Dacre roared, ‘You are the clumsiest moron of a female it has ever been my misfortune to—’
She passed Slider in an agony of confusion, and he shut the door on the dragon, feeling desperately sorry for her. She had a red mark on her forehead, and he
r eyes were bright and moist. ‘I’m sorry,’ she muttered disjointedly. ‘My father – all this is so upsetting. He’s in a lot of pain, you see. He has pain-killers, but they don’t stop it completely, of course. It makes him rather – cross.’
The childish, inadequate word was somehow the more effective for that. ‘Is he ill?’ Slider asked.
‘Cancer,’ she said.
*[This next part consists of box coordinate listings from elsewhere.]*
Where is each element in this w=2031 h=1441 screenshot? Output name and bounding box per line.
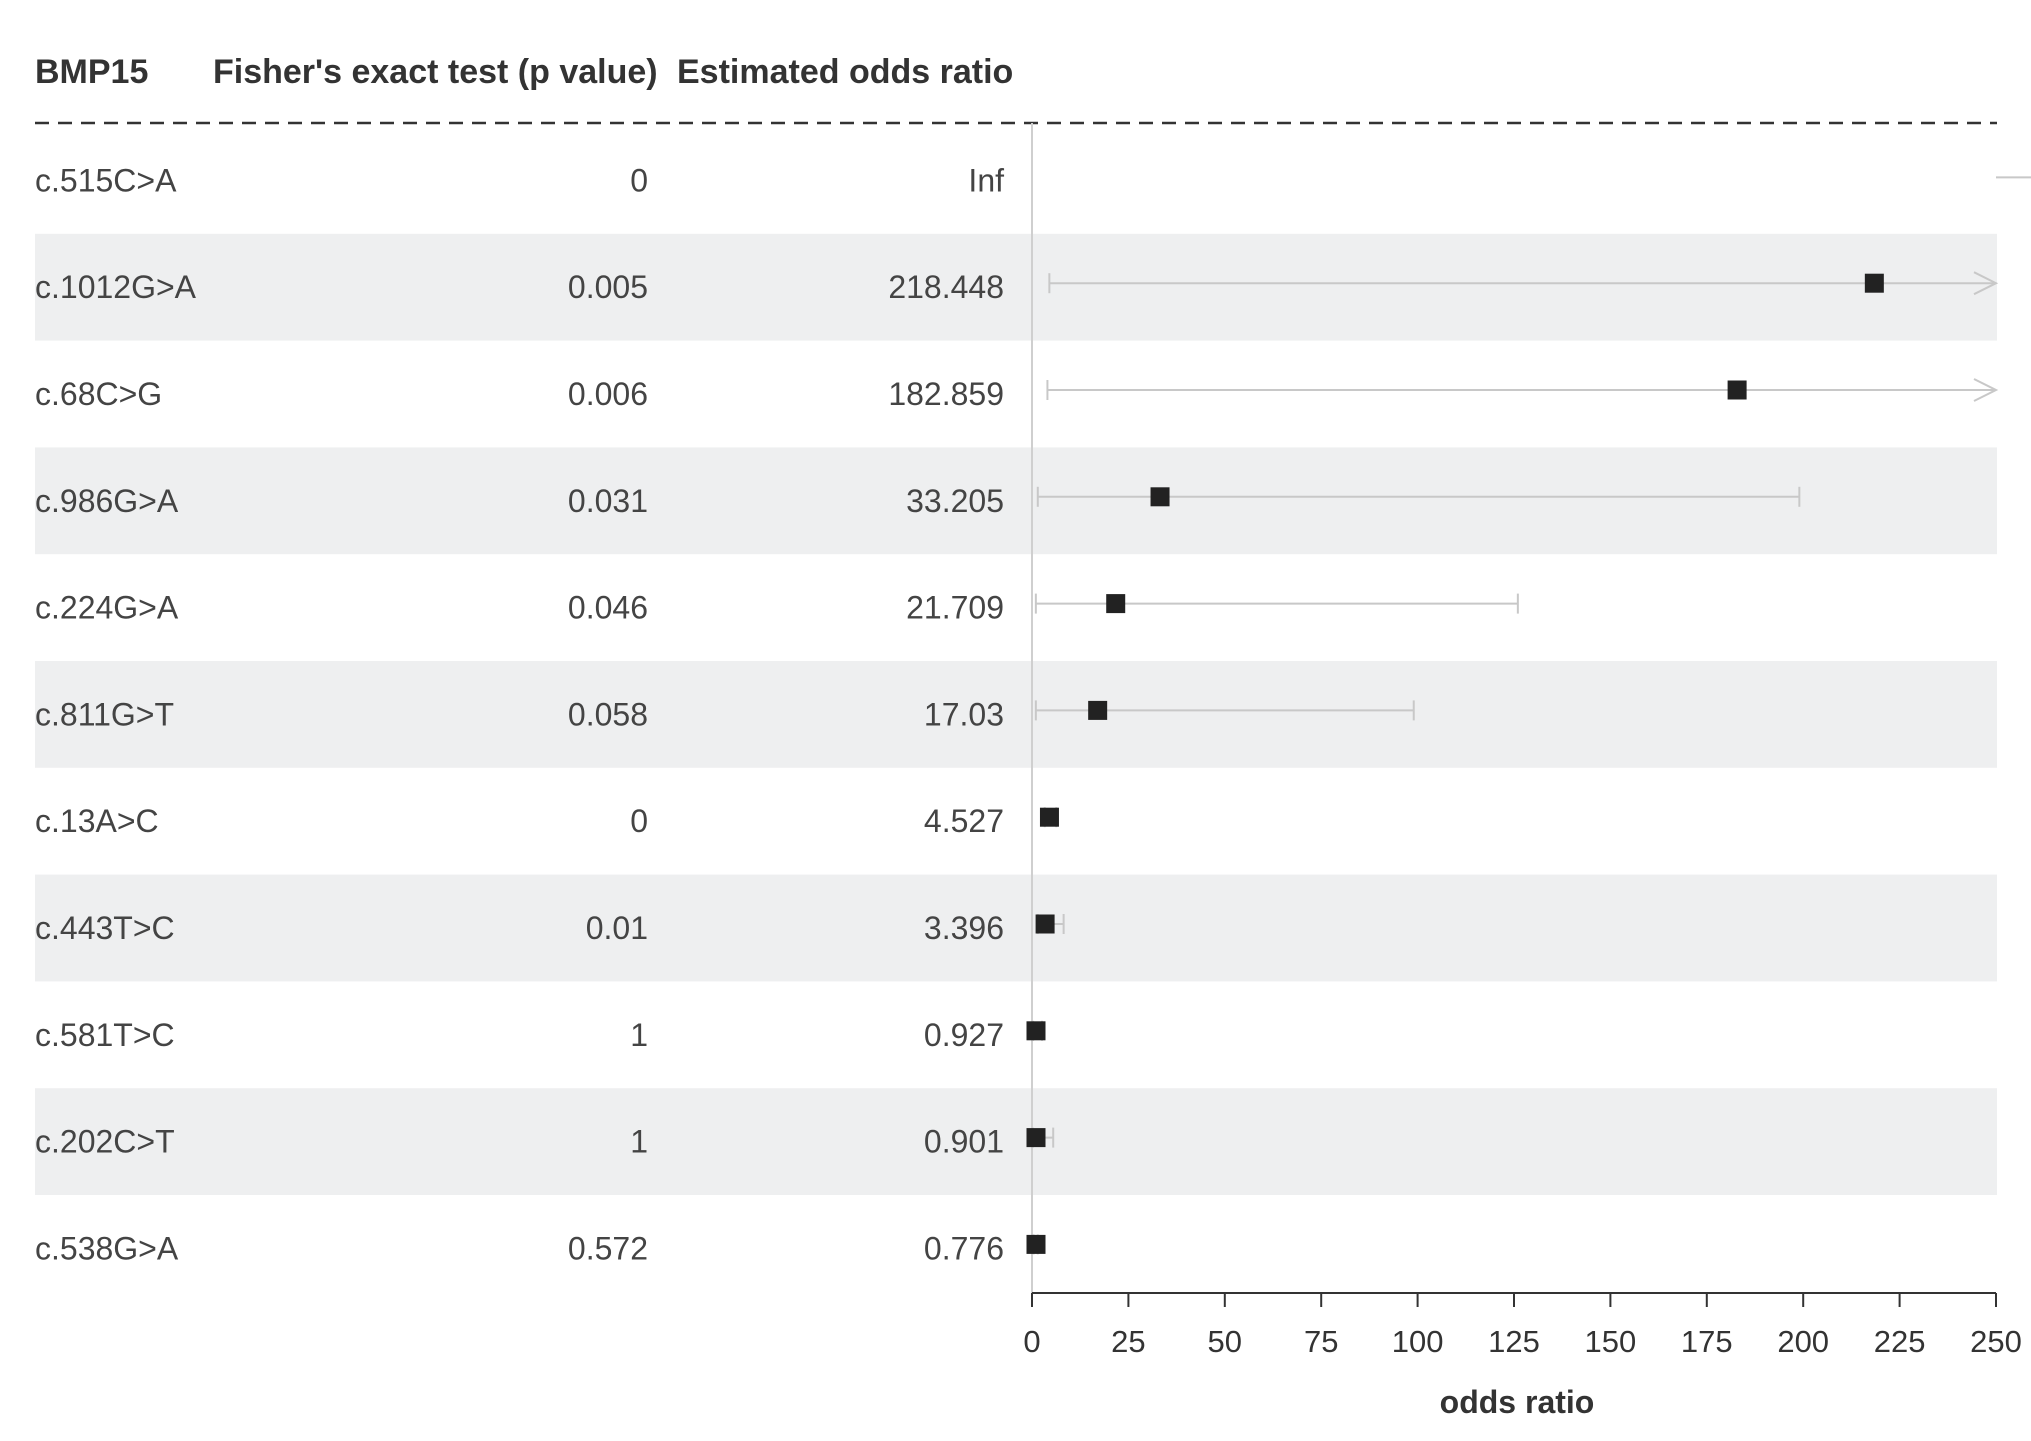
estimate-point (1727, 380, 1747, 400)
x-tick-label: 200 (1777, 1324, 1829, 1359)
row-variant-label: c.224G>A (35, 590, 179, 626)
ci-arrow-high (1973, 271, 1999, 296)
estimate-point (1039, 807, 1059, 827)
row-variant-label: c.538G>A (35, 1230, 179, 1266)
forest-marks (1026, 176, 2031, 1255)
row-p-value: 1 (630, 1124, 648, 1160)
x-tick-label: 75 (1304, 1324, 1338, 1359)
row-variant-label: c.443T>C (35, 910, 175, 946)
x-tick-label: 225 (1874, 1324, 1926, 1359)
row-variant-label: c.13A>C (35, 803, 159, 839)
row-stripe (35, 874, 1997, 982)
row-odds-ratio: 182.859 (888, 376, 1004, 412)
row-odds-ratio: 0.927 (924, 1017, 1004, 1053)
header-p-value: Fisher's exact test (p value) (213, 53, 658, 91)
ci-arrow-high (1973, 378, 1999, 402)
row-odds-ratio: Inf (968, 162, 1004, 198)
x-tick-label: 50 (1208, 1324, 1242, 1359)
x-tick-label: 100 (1392, 1324, 1444, 1359)
row-odds-ratio: 0.901 (924, 1124, 1004, 1160)
row-variant-label: c.1012G>A (35, 269, 197, 305)
estimate-point (1864, 273, 1884, 293)
row-stripe (35, 661, 1997, 768)
row-p-value: 0.031 (568, 483, 648, 519)
row-stripe (35, 1088, 1997, 1195)
row-odds-ratio: 3.396 (924, 910, 1004, 946)
row-variant-label: c.202C>T (35, 1124, 175, 1160)
x-tick-label: 175 (1681, 1324, 1733, 1359)
row-odds-ratio: 0.776 (924, 1230, 1004, 1266)
estimate-point (1035, 914, 1055, 934)
row-p-value: 0.058 (568, 696, 648, 732)
estimate-point (1026, 1021, 1046, 1041)
table-rows: c.515C>A 0 Inf c.1012G>A 0.005 218.448 c.68C>G… (35, 162, 1004, 1266)
row-odds-ratio: 21.709 (906, 590, 1004, 626)
row-stripe (35, 447, 1997, 555)
row-variant-label: c.515C>A (35, 162, 177, 198)
row-p-value: 0 (630, 162, 648, 198)
row-variant-label: c.581T>C (35, 1017, 175, 1053)
row-p-value: 0.006 (568, 376, 648, 412)
row-odds-ratio: 218.448 (888, 269, 1004, 305)
row-stripes (35, 233, 1997, 1195)
row-p-value: 0.572 (568, 1230, 648, 1266)
row-odds-ratio: 17.03 (924, 696, 1004, 732)
row-p-value: 0.046 (568, 590, 648, 626)
row-variant-label: c.986G>A (35, 483, 179, 519)
estimate-point (1088, 700, 1108, 720)
row-p-value: 1 (630, 1017, 648, 1053)
estimate-point (1106, 594, 1126, 614)
header-label: BMP15 (35, 53, 148, 91)
row-p-value: 0 (630, 803, 648, 839)
row-variant-label: c.811G>T (35, 696, 174, 732)
row-p-value: 0.01 (586, 910, 648, 946)
x-axis: 0 25 50 75 100 125 150 175 200 225 250 (1023, 1292, 2022, 1359)
x-tick-label: 250 (1970, 1324, 2022, 1359)
header-odds-ratio: Estimated odds ratio (677, 53, 1013, 91)
estimate-point (1026, 1128, 1046, 1148)
row-odds-ratio: 33.205 (906, 483, 1004, 519)
row-odds-ratio: 4.527 (924, 803, 1004, 839)
x-tick-label: 0 (1023, 1324, 1040, 1359)
estimate-point (1150, 487, 1170, 507)
x-tick-label: 25 (1111, 1324, 1145, 1359)
x-tick-label: 150 (1585, 1324, 1637, 1359)
row-stripe (35, 233, 1997, 341)
row-p-value: 0.005 (568, 269, 648, 305)
row-variant-label: c.68C>G (35, 376, 162, 412)
x-tick-label: 125 (1488, 1324, 1540, 1359)
estimate-point (1026, 1234, 1046, 1254)
x-axis-label: odds ratio (1440, 1384, 1595, 1420)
She met his eyes starkly. ‘He’s dying.’
‘I’m sorry,’ Slider said. She looked away. She had let go of Sheba’s collar: the dog was trotting rapidly round the enormous hall, tracking the smell of police feet back and forth across the carpet. ‘Is there somewhere we can go to talk?’ Slider asked.
She gestured limply across the hall. ‘The kitchen – we could – if that’s all right?’ she said. ‘It’s where I usually …’ Slider had to stand aside and make a courtly gesture to get her to lead the way. He could see how her constant ineffectual wobbling would get on Dacre’s nerves; on the other hand, maybe Dacre’s roaring and snapping was what had made her that way. If tyrants proverbially make liars, surely bullies make faffers?
CHAPTER TWO
It Takes Two To Hombre
The kitchen was on the far side of the hall, in the third section of the house. Mrs Hammond opened the door onto a room as different as could be from the drawing-room – about twenty feet square, low-ceilinged and stone-floored. Its long casement window facing onto the road was set deep into a wall two feet thick, and there were beams overhead and a stunning arched stone fireplace with a delicately carved surround, which now housed a rather beat-up looking cream Rayburn. Judging by the quality of its stonework, this must have been one of the main rooms of the original house, Slider thought, reduced to the status of kitchen when the house was enlarged.